- Que sont les préceptes judiciaires ?
- Sont-ils figuratifs ?
- Leur durée.
- Leurs catégories.
Objections
1. Il semble que la raison d'être des préceptes judiciaires ne consiste pas en ce qu'ils ordonnent au prochain.
En effet, le mot « judiciaire » vient du latin judicium, qui veut dire « jugement ». Mais dans les rapports sociaux une part considérable n'a rien à voir avec l'organisation des jugements. L'épithète de judiciaires ne définit donc pas les préceptes réglant les rapports avec le prochain.
2. On sait que les préceptes moraux ne se confondent pas avec les préceptes judiciaires. Or un grand nombre de préceptes moraux, comme par exemple les sept derniers préceptes du décalogue, concernent les rapports sociaux. Ce n'est donc pas ce trait qui définit les préceptes judiciaires.
3. Les préceptes judiciaires intéressent les rapports avec le prochain comme les préceptes cérémoniels concernent les rapports avec Dieu, on l'a dit plus haut.

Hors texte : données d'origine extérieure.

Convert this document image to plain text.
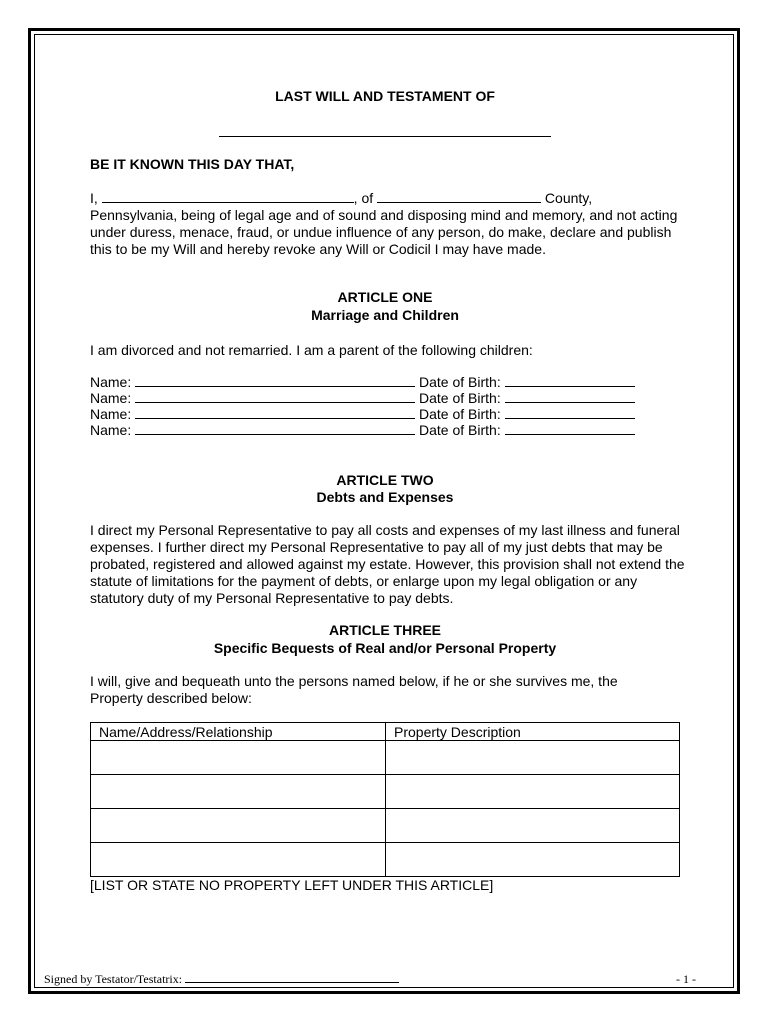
LAST WILL AND TESTAMENT OF
BE IT KNOWN THIS DAY THAT,
I,	, of	County,
Pennsylvania, being of legal age and of sound and disposing mind and memory, and not acting under duress, menace, fraud, or undue influence of any person, do make, declare and publish this to be my Will and hereby revoke any Will or Codicil I may have made.
ARTICLE ONE
Marriage and Children
I am divorced and not remarried. I am a parent of the following children:
Name:	Date of Birth:
Name:	Date of Birth:
Name:	Date of Birth:
Name:	Date of Birth:
ARTICLE TWO
Debts and Expenses
I direct my Personal Representative to pay all costs and expenses of my last illness and funeral expenses. I further direct my Personal Representative to pay all of my just debts that may be probated, registered and allowed against my estate. However, this provision shall not extend the statute of limitations for the payment of debts, or enlarge upon my legal obligation or any statutory duty of my Personal Representative to pay debts.
ARTICLE THREE
Specific Bequests of Real and/or Personal Property
I will, give and bequeath unto the persons named below, if he or she survives me, the Property described below:
Name/Address/Relationship	Property Description

[LIST OR STATE NO PROPERTY LEFT UNDER THIS ARTICLE]
Signed by Testator/Testatrix:	- 1 -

Or plusieurs préceptes cérémoniels n'imposent de devoirs qu'envers soi-même, par exemple les observances alimentaires et vestimentaires ; il s'ensuit que la référence au prochain n'est pas le trait décisif pour définir les préceptes judiciaires.
En sens contraire, Ézéchiel (Ézéchiel 18.8) mentionne, parmi les œuvres du juste, que celui-ci « juge selon la vérité entre un homme et un homme ». Si les préceptes judiciaires tirent leur nom du jugement, on peut ainsi désigner les préceptes qui règlent les rapports des hommes entre eux.
Réponse
Comme on l'a dit précédemment, il y a en toute législation des préceptes qui ont force obligatoire par la seule dictée de la raison, parce que la raison naturelle décide que ceci doit être fait ou évité. De tels préceptes sont appelés moraux, parce que les mœurs humaines se définissent par la raison. D'autres préceptes tiennent leur force obligatoire, non pas du verdict même de la raison, parce que, considérés en eux-mêmes, ils n'impliquent pas essentiellement la notion du dû ou de l'indu ; mais ils tiennent leur force obligatoire du fait de leur institution divine ou humaine. Et telles sont certaines déterminations des préceptes moraux. Donc, si ces déterminations des préceptes moraux sont imposées par Dieu touchant les rapports avec Dieu, on les appelle préceptes cérémoniels. — Mais s'il s'agit d'ordonner les rapports des hommes entre eux, on les appelle préceptes judiciaires. Deux traits définissent donc les préceptes judiciaires : ils règlent les rapports des hommes entre eux, et ils tiennent leur force obligatoire non de la seule raison, mais du fait de leur institution.
Solutions
1. Les jugements sont rendus par l'autorité de tel ou tel souverain ayant pouvoir de justicier. Mais ce souverain n'a pas seulement à connaître des litiges ; il s'occupe aussi des engagements contractuels passés entre particuliers, et de tout ce qui intéresse la communauté et son gouvernement. On appelle donc judiciaires non seulement les préceptes qui ont trait au contentieux, mais encore tous ceux qui concernent les rapports sociaux, dont le prince est l'ordonnateur en qualité de juge suprême.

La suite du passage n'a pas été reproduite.